To reduce the effect of bad loans on bank's willingness to offer loans, the ECCB has recommended the establishment of the Eastern Caribbean Asset Management Corporation, an organization that will essentially buy bad loans from banks.

In addition, the ECCB is trying to influence indigenous banks in the region to merge, just like Credit Unions in Dominica have come together to form the National Cooperative Credit Union.

Antoine, like Sir Dwight believed that there were too many national banks in the region- there are 12 and Antoine argued that there are many reasons why national banks should merge.

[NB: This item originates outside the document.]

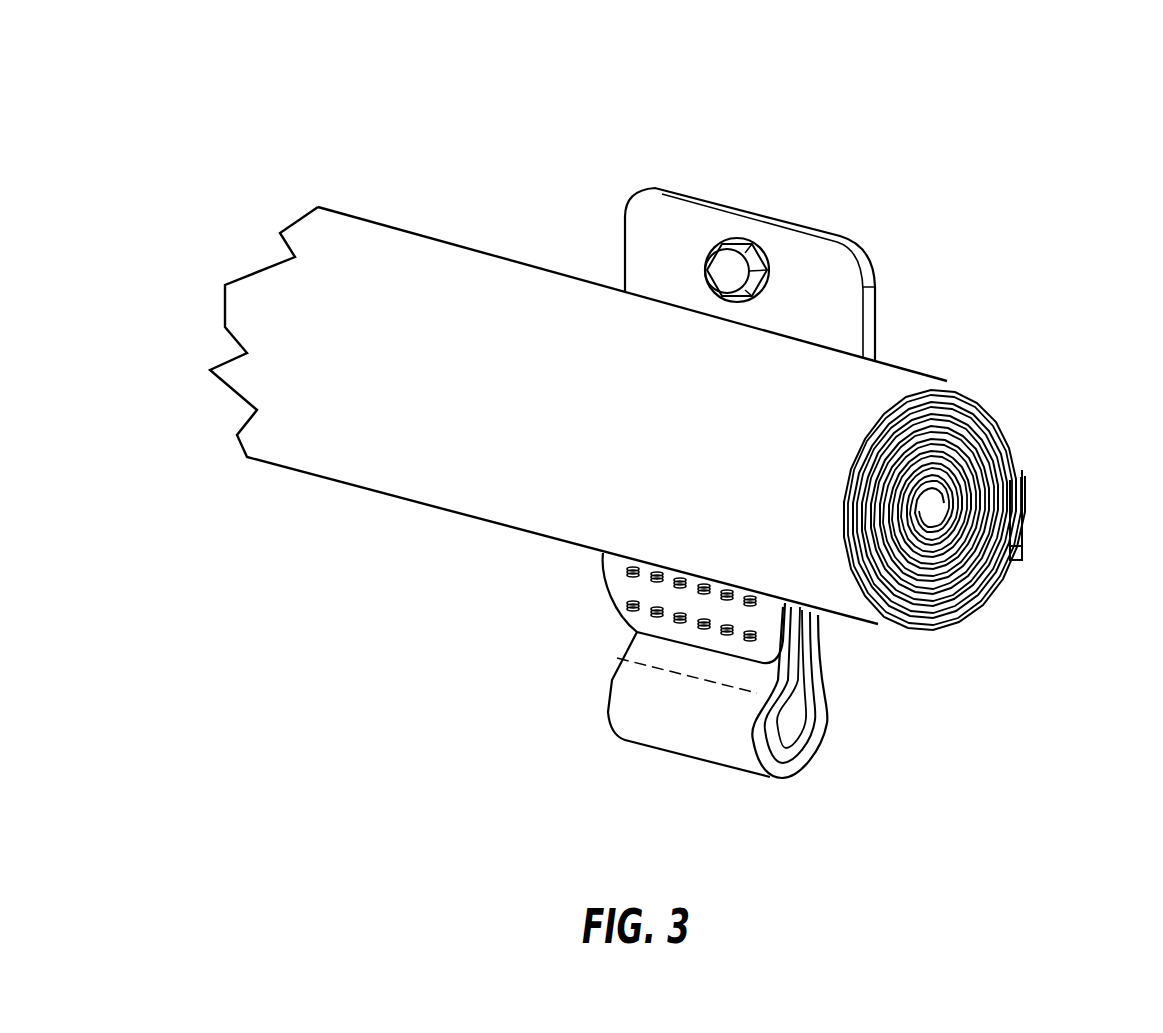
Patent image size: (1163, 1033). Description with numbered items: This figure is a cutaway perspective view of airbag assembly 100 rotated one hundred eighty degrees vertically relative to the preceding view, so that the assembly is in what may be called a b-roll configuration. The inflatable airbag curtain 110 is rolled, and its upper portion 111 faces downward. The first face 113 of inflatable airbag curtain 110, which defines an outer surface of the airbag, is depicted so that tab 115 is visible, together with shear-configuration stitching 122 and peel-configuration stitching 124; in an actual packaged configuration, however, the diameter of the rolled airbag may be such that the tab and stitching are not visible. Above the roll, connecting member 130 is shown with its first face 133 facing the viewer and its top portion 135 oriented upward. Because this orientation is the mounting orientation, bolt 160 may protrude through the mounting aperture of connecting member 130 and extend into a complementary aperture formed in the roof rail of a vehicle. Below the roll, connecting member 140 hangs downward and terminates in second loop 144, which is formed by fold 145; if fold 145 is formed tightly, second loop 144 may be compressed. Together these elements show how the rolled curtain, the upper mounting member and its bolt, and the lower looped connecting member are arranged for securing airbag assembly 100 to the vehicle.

"Because the costs are high. The costs of the buildings; the cost of compliance; the cost of putting in technology; the cost of putting in security to deal with fraudsters ad hackers; the cost of maintaining corresponding bank relations; the cost of anti-money laundering; the cost of dealing with foreign banks," said Antoine. "So we are strongly encouraging the banks in the region to come together."

On the issue of the controversial Citizenship by Investment programme (operating in Antigua, Dominica, St. Lucia, Grenada and St. Kitts and Nevis) Antione said the ECCB has advised the governments of these islands to be transparent and to use the revenue from these CBI programmes wisely.

"None of us knows how long the CBI will last; we hope it will last for a really long time but we really don't know," said Antoine. "So we say be prudent by not using the money for recurrent expenditure. Don't use it to pay wages and salaries, don't use it to pay the light bill."

Especially, in Dominica's case, the CBI has now emerged as the country's major income earner.

But economic growth in the region is weak. Antoine said that in 2015 only two countries came near the target of five percent economic growth. Grenada (5.2%) and St. Kitts and Nevis (4.9 %).

In Dominica's case, in 2015 the economy contracted by 2.5 percent because of Tropical Storm Erika.

"That's the power of a natural disaster," Antoine said.

In 2016, the ECCB estimates, Dominica's economy grew by 1.7 percent. It is expected to grow by 3.2 % in 2017 and by a similar figure in 2018.

To recover to pre-Erika levels, Dominica's economy will take two to three years. And according to the International Monetary Fund (IMF), that projected growth in 2016 and 2017 is based on the level of grants Dominica received after the August 2015 storm.